Newsletter "appartenir au vivant"

J'ai consacré ma première newsletter de janvier à un thème qui traverse l'ensemble de mes peintures : notre appartenance au vivant, à un ensemble aux multiples connexions qui nous lient aux autres formes de vie. 

 

Nouvelle série

Dans "rêves de forêt", l'humain se fond dans la nature, il se pare de fleurs ou d'écorce. Ses yeux sont clos, il ressent au-delà du visible. C'est un univers dans lequel l'humain fait un avec la nature qui l'entoure, il se souvient de son appartenance au vivant. La série se décline en plusieurs formats. Des formats carrés sont accompagnés d'un court texte poétique invitant à se laisser porter par le langage et l'image qui se nourrissent mutuellement. La série comprend également des formats A5 représentant les portraits des animaux présents dans les carrés poétiques avec un mot d'inspiration.

 

Zoom philo : Baptiste Morizot

Baptiste Morizot est un des philosophes contemporains qui m'inspire le plus. Il repense la relation entre l'humain et le monde vivant en s'appuyant sur l’interdépendance des êtres et des écosystèmes. Dans ses écrits, il appelle à porter sur les animaux et les autres êtres vivants, un regard d'intériorité à intériorité, à expérimenter l'altérité du vivant. 

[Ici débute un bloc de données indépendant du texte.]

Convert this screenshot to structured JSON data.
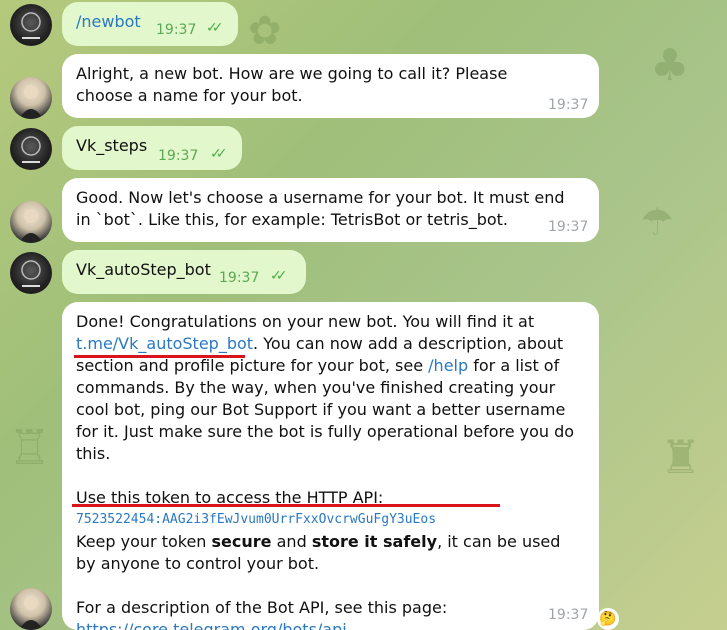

Si on sort des dualités récurrentes exploitation-protection, civil-sauvage, diabolisation-sacralisation, une troisième voie est possible, celle d'une relation diplomatique avec le vivant. Dans son ouvrage "Les Diplomates", il propose de voir les animaux comme des partenaires avec lesquels l'humain doit apprendre à coexister dans un monde partagé, et non plus comme de simples objets d'étude ou comme des entités à exploiter. Il invite à s'éloigner de l'anthropocentrisme qui perçoit les autres êtres vivants en fonction de leur utilité ou de leur valeur pour l'homme.

Pareillement, mes peintures se fondent sur une vision d’altérité du vivant en mettant en présence l'humain et l'animal.

 

Focus créatif : la phantasia

Durant l'Antiquité, Aristote utilisait en grec le terme de phantasia pour décrire le fait qu'une chose nous apparaisse, qu'elle soit 'mise en lumière'. Il s'agit d'un mécanisme intermédiaire entre la perception et la raison. La notion de phantasia est complexe, elle englobe aussi bien les images mentales que des apparitions ou des images oniriques. Elle se traduit donc difficilement en français mais il est d'usage d'utiliser le terme imagination ou (re)présentation pour parler de la phantasia. 

Dans mon processus créatif, à l'origine, il y a souvent une vision, une image mentale qui jaillit comme un flash et ne nécessite pas d'action préalable. Cela part de tout et de rien, d'un nuage dans le ciel, d'une feuille d'automne collée sur une vitre, ou de l'intérieur, de cet espace en soi disponible aux idées, prêt à se laisser inspirer. A mon sens, l'imaginaire est un territoire sans limites qui me permet de réinventer et de réenchanter le monde, de donner vie à ce qui m'habite, à un univers profondément et intuitivement connecté, en  particulier aux animaux.

  

Inspiration artistique : Hayao Miyazaki

Passionnée de contes et de récits fantastiques, j'apprécie particulièrement les films du réalisateur japonais Hayao Miyazaki. Mordu de dessin depuis l'enfance, fasciné par les films d'animation et les bandes dessinées, Miyazaki choisit de se consacrer à sa vocation artistique après des études universitaires d'économie et de sciences politiques. Apprenant l'animation sur le terrain, il travaille de manière instinctive. Il dessine inlassablement, plonge dans ses rêves, invente ses histoires au fur et à mesure pour en découvrir le sens au fil du processus. 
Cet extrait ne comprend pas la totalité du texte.